Canada can't pretend to be modern nation when it has no transportation policy
Hill Times Op-Ed, August 22, 2011
Green Party Leader Elizabeth May
Once, light years ago, I took a course called "Environmental Design." I memorized bits. The definition of a driveway: "A flat, usually unvegetated, asphalted surface that serves as the vehicular connection between home and road." Mass transit: "The conveyance of persons in bulk."
Transportation does not stay in one place. It is not merely about transport. It is about housing. It is about urban design. It is about smog. It is about land use. It is about greenhouse gases. It is about microclimate and heat islands. It is about storm drainage. It is about the health of a community.
Canada is the only country in the OECD with no transportation policy. How crazy is that? Within the OECD, geographically, we are the largest nation. We exist only by being knitted together, first by Sir John A. Macdonald and the railway. Then by the TransCanada. Now by airports. But transportation is more than about our big spaces. It is about our intimate neighbourhood spaces.

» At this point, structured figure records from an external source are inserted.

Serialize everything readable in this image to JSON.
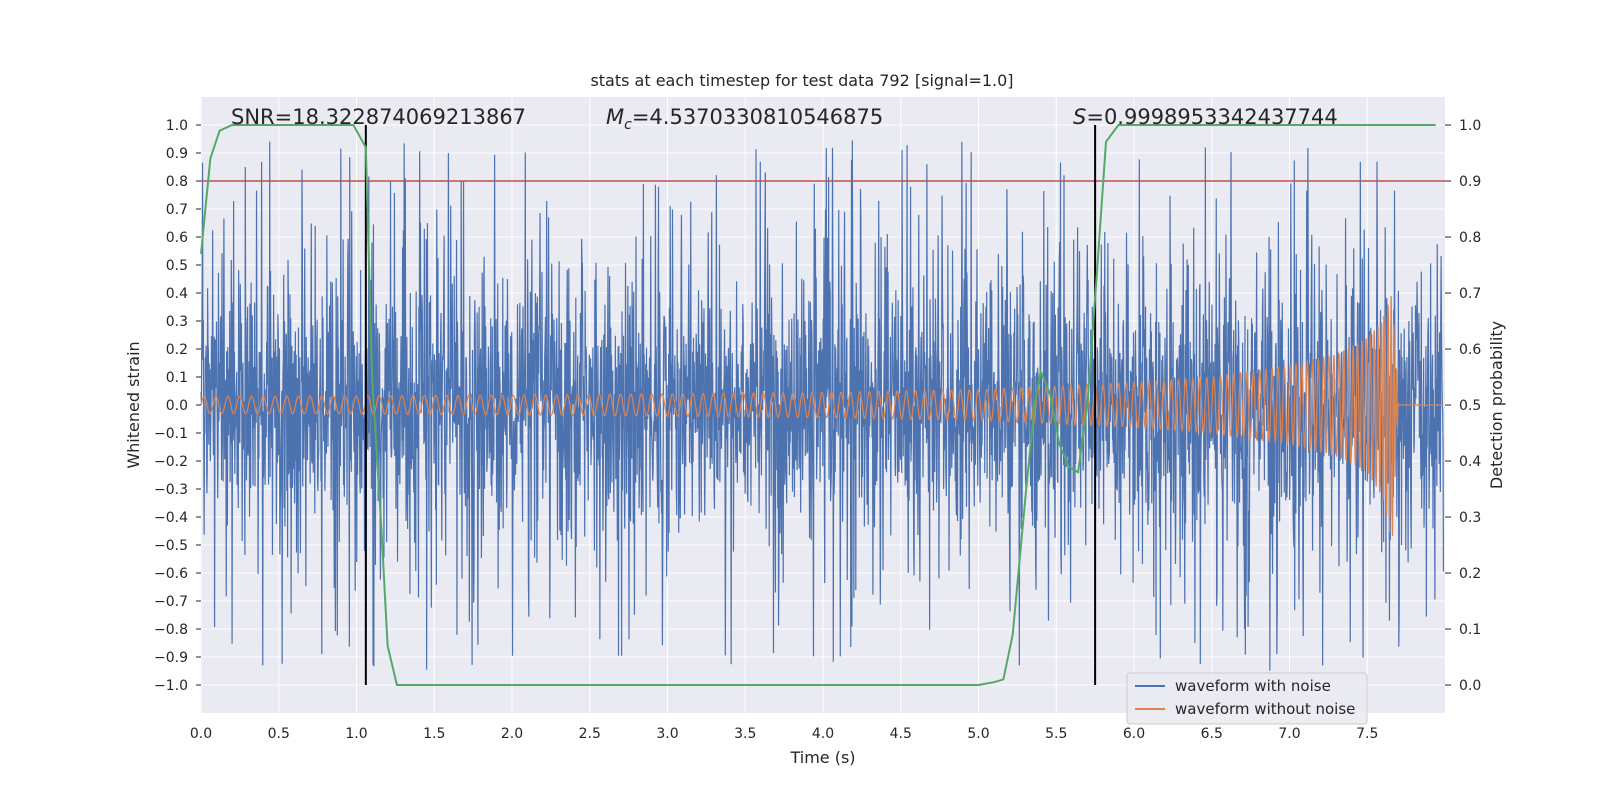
{
  "chart_data": {
    "type": "line",
    "title": "stats at each timestep for test data 792 [signal=1.0]",
    "xlabel": "Time (s)",
    "ylabel": "Whitened strain",
    "y2label": "Detection probability",
    "xlim": [
      0,
      8.0
    ],
    "ylim": [
      -1.1,
      1.1
    ],
    "y2lim": [
      -0.05,
      1.05
    ],
    "grid": true,
    "legend_position": "lower-right",
    "x_ticks": [
      "0.0",
      "0.5",
      "1.0",
      "1.5",
      "2.0",
      "2.5",
      "3.0",
      "3.5",
      "4.0",
      "4.5",
      "5.0",
      "5.5",
      "6.0",
      "6.5",
      "7.0",
      "7.5"
    ],
    "y_ticks": [
      "1.0",
      "0.9",
      "0.8",
      "0.7",
      "0.6",
      "0.5",
      "0.4",
      "0.3",
      "0.2",
      "0.1",
      "0.0",
      "−0.1",
      "−0.2",
      "−0.3",
      "−0.4",
      "−0.5",
      "−0.6",
      "−0.7",
      "−0.8",
      "−0.9",
      "−1.0"
    ],
    "y2_ticks": [
      "1.0",
      "0.9",
      "0.8",
      "0.7",
      "0.6",
      "0.5",
      "0.4",
      "0.3",
      "0.2",
      "0.1",
      "0.0"
    ],
    "annotations": {
      "snr": "SNR=18.322874069213867",
      "mc_symbol": "M",
      "mc_sub": "c",
      "mc_value": "=4.5370330810546875",
      "s_symbol": "S",
      "s_value": "=0.9998953342437744"
    },
    "threshold": {
      "y": 0.8,
      "color": "#c44e52"
    },
    "vertical_markers": [
      1.06,
      5.75
    ],
    "series": [
      {
        "name": "waveform with noise",
        "color": "#4c72b0",
        "description_values": {
          "amplitude_range": [
            -1.0,
            1.0
          ]
        }
      },
      {
        "name": "waveform without noise",
        "color": "#dd8452",
        "envelope": {
          "x": [
            0.0,
            2.0,
            4.0,
            5.0,
            6.0,
            6.5,
            7.0,
            7.3,
            7.5,
            7.6,
            7.66,
            7.7
          ],
          "upper": [
            0.03,
            0.035,
            0.045,
            0.055,
            0.08,
            0.1,
            0.14,
            0.18,
            0.24,
            0.3,
            0.4,
            0.0
          ],
          "lower": [
            -0.03,
            -0.035,
            -0.045,
            -0.055,
            -0.08,
            -0.1,
            -0.14,
            -0.18,
            -0.24,
            -0.33,
            -0.5,
            0.0
          ]
        }
      },
      {
        "name": "detection probability",
        "color": "#55a868",
        "axis": "right",
        "x": [
          0.0,
          0.06,
          0.12,
          0.2,
          0.4,
          0.6,
          0.8,
          0.98,
          1.06,
          1.1,
          1.16,
          1.2,
          1.26,
          1.32,
          1.4,
          2.0,
          3.0,
          4.0,
          5.0,
          5.1,
          5.16,
          5.22,
          5.3,
          5.36,
          5.4,
          5.46,
          5.52,
          5.58,
          5.64,
          5.7,
          5.76,
          5.82,
          5.9,
          6.0,
          7.0,
          7.94
        ],
        "y": [
          0.77,
          0.94,
          0.99,
          1.0,
          1.0,
          1.0,
          1.0,
          1.0,
          0.96,
          0.55,
          0.28,
          0.07,
          0.0,
          0.0,
          0.0,
          0.0,
          0.0,
          0.0,
          0.0,
          0.005,
          0.01,
          0.09,
          0.33,
          0.5,
          0.56,
          0.52,
          0.43,
          0.39,
          0.38,
          0.5,
          0.73,
          0.97,
          1.0,
          1.0,
          1.0,
          1.0
        ]
      }
    ],
    "legend_entries": [
      "waveform with noise",
      "waveform without noise"
    ]
  }
}
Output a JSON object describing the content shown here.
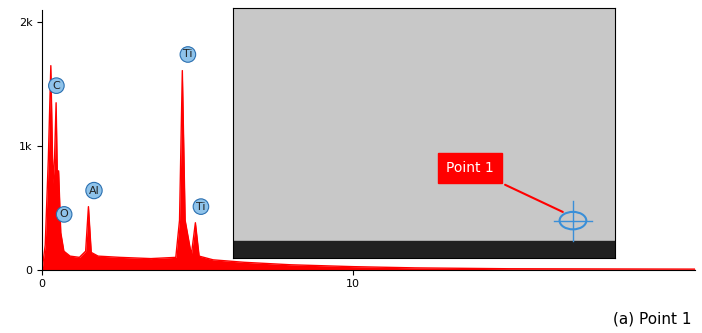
{
  "chart_data": {
    "type": "area",
    "x": [
      0.0,
      0.1,
      0.2,
      0.28,
      0.35,
      0.4,
      0.45,
      0.5,
      0.53,
      0.6,
      0.7,
      0.9,
      1.2,
      1.4,
      1.49,
      1.58,
      1.8,
      2.5,
      3.5,
      4.3,
      4.42,
      4.51,
      4.6,
      4.8,
      4.93,
      5.05,
      5.5,
      6.5,
      8,
      10,
      12,
      15,
      21
    ],
    "values": [
      0,
      200,
      900,
      1650,
      700,
      900,
      1350,
      600,
      800,
      300,
      150,
      110,
      100,
      150,
      510,
      140,
      110,
      100,
      90,
      100,
      400,
      1610,
      400,
      120,
      380,
      110,
      80,
      60,
      40,
      25,
      15,
      8,
      5
    ],
    "color": "#ff0000",
    "xlim": [
      0,
      21
    ],
    "xticks": [
      0,
      10
    ],
    "ylim": [
      0,
      2100
    ],
    "yticks": [
      0,
      {
        "value": 1000,
        "label": "1k"
      },
      {
        "value": 2000,
        "label": "2k"
      }
    ],
    "peak_labels": [
      {
        "label": "C",
        "x": 0.28
      },
      {
        "label": "O",
        "x": 0.53
      },
      {
        "label": "Al",
        "x": 1.49
      },
      {
        "label": "Ti",
        "x": 4.51
      },
      {
        "label": "Ti",
        "x": 4.93
      }
    ],
    "inset": {
      "callout": "Point 1"
    },
    "caption": "(a) Point 1"
  }
}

Transportation is one of the most integrated policy issues we confront. It is equal parts federal, provincial and municipal. With no national plan, there is no plan. Infrastructure crumbles. Bridges fall in the fiction of Terry Fallis's The High Road. And the concrete slabs of reality fall in the tunnels of Montreal.
Thirty per cent of Canada's greenhouse gas emissions come from transportation. Reducing dependence on the internal combustion engine should be a priority. Instead paving for highways is valued as "investment," while support rail is called "subsidy."
Canada is rapidly approaching third world status for transportation infrastructure. Our brilliant technology for high speed rail is built in Spain and China and nations far beyond our border. We have antique tracks and antique trains. The VIA Rail station in British Columbia's capital was just slated for closure. The Island Corridor Railway is gasping for its last breath for want of less than an $8-million federal investment. Not faraway, in my riding, sits a $26-million-plus overpass, with five roundabouts, which few can defend as useful. It was part of the stimulus package, while rail was left unfunded.
Canada desperately needs a national transportation policy. A set of high level goals, to which all levels of government can subscribe, is urgently needed. National goals will promote policy coherence. All levels of government can direct spending in the same direction.
We need to recognize that modern mass transit—convenient, safe and affordable—creates investment in vital urban cores. Vital urban cores support the arts. Sensible land use planning locates child care near mass transit hubs. Mass transit reduces greenhouse gases and smog. Sensible urban transit supports communities. It allows children to go to day cares near where their parents work. It keeps the air cleaner. It reduces the stress of hours spent in gridlock. As Jane Jacobs knew, the health of a neighbourhood depends on its human linkages. Those linkages are violated when urban design puts the car first, and the child last.
We need bus service in areas that rail cannot support. Forget climate as a rationale. Look at demographics. We are an aging population, but we are not a dying population. Canada's 21st century seniors are not sitting at home and watching Coronation Street. We want to be active "zoomers." We want to go out to the theatre without the risky behaviour of driving at night. We need transport that is modern, safe and convenient.
Our economy needs efficient transport. We need freight that does not careen into watercourses as underregulated, overloaded, double-decker freight trains move too fast on a track that is too old. We need efficient border crossings, with rail moving faster with smart e-bills of lading.
How we can keep pretending to be a modern nation when we have no transportation policy, no transportation vision, is not a rhetorical question. It begs to be answered. The Green Party has a coherent transportation vision. It makes sense. It is where we should focus investment. And it would answer needs at all three levels of government. It's time.